Examples of mechanisms controlling RBP binding, interactions with RNA, and their regulation. eIF4E (dark blue) interacts with 7-methyl-guanosine cap (m7G), in part through stacking interactions (inset) and binds to RNA as part of the eIF4F which includes RBPs eIf4G and eIF4A. eIF4E association with eIF4F is prevented by sequestration to hypo-phosphorylated eIF4E-BP. The 43S ribosomal subunit is recruited to the eIF4F complex, and processively scans the 5’UTR, aided by ATP-driven helicase activity of the eIF4A DEAD-box domain.
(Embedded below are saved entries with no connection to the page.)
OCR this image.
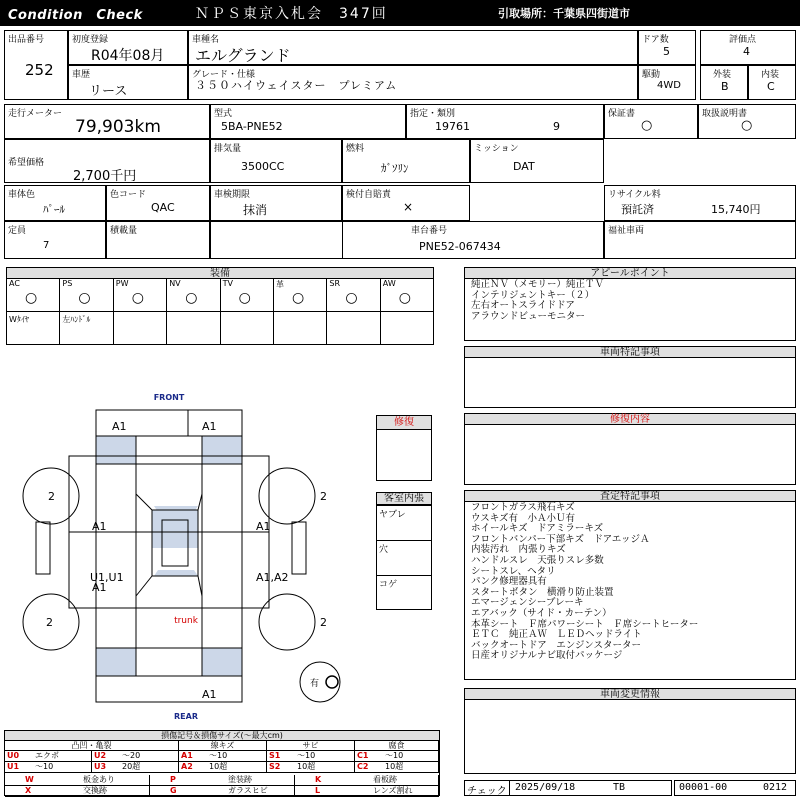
Condition　Check	ＮＰＳ東京入札会　347回	引取場所：千葉県四街道市
出品番号
252
初度登録
R04年08月
車種名
エルグランド
ドア数
5
評価点
4
車歴
リース
グレード・仕様
３５０ハイウェイスター　プレミアム
駆動
4WD
外装
B
内装
C
走行メーター
79,903km
型式
5BA-PNE52
指定・類別
19761	9
保証書
○
取扱説明書
○
希望価格
2,700千円
排気量
3500CC
燃料
ｶﾞｿﾘﾝ
ミッション
DAT
車体色
ﾊﾟｰﾙ
色コード
QAC
車検期限
抹消
検付自賠責
×
リサイクル料
預託済	15,740円
定員
7
積載量	車台番号
PNE52-067434
福祉車両
装備
AC
○
PS
○
PW
○
NV
○
TV
○
革
○
SR
○
AW
○
Wﾀｲﾔ	左ﾊﾝﾄﾞﾙ
アピールポイント
純正ＮＶ（メモリー）純正ＴＶ
インテリジェントキー（２）
左右オートスライドドア
アラウンドビューモニター
車両特記事項
FRONT
REAR
trunk
A1	A1
A1	A1
U1,U1
A1
A1,A2
A1
2	2
2	2
有
修復
客室内張
ヤブレ
穴
コゲ
修復内容
査定特記事項
フロントガラス飛石キズ
ウスキズ有　小Ａ小Ｕ有
ホイールキズ　ドアミラーキズ
フロントバンパー下部キズ　ドアエッジＡ
内装汚れ　内張りキズ
ハンドルスレ　天張りスレ多数
シートスレ、ヘタリ
パンク修理器具有
スタートボタン　横滑り防止装置
エマージェンシーブレーキ
エアバック（サイド・カーテン）
本革シート　Ｆ席パワーシート　Ｆ席シートヒーター
ＥＴＣ　純正ＡＷ　ＬＥＤヘッドライト
バックオートドア　エンジンスターター
日産オリジナルナビ取付パッケージ
車両変更情報
損傷記号＆損傷サイズ(〜最大cm)
凸凹・亀裂	線キズ	サビ	腐食
U0 エクボ	U2 〜20	A1 〜10	S1 〜10	C1 〜10
U1 〜10	U3 20超	A2 10超	S2 10超	C2 10超
W	板金あり	P	塗装跡	K	看板跡
X	交換跡	G	ガラスヒビ	L	レンズ割れ	チェック 2025/09/18	TB	00001-00	0212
The RBP IRP1 specifically binds hairpin elements in the 5’UTR with high affinity through specific residues (inset, dark blue) that hydrogen bond with the bulge and apical loop of the RNA. RNA binding by IRP1 is prevented by 4Fe-4S ligand binding to IRP1. UPF1 is recruited to the exon junction complex (EJC), where its helicase activity is activated by interactions with SMG1 and UPF2. Driven by ATP, UPF1 removes both RNA structures and other bound RBPs in the 5’−3’ direction. A zinc-finger (ZnF) containing METTL3-METTL14 complex deposits methyl groups donated by S-adenosyl methionine (SAM) on targeted adenosines (m⁶A). M⁶A modifications reduce base-pairing in RNA, such that some locations become available for hnRNPC binding.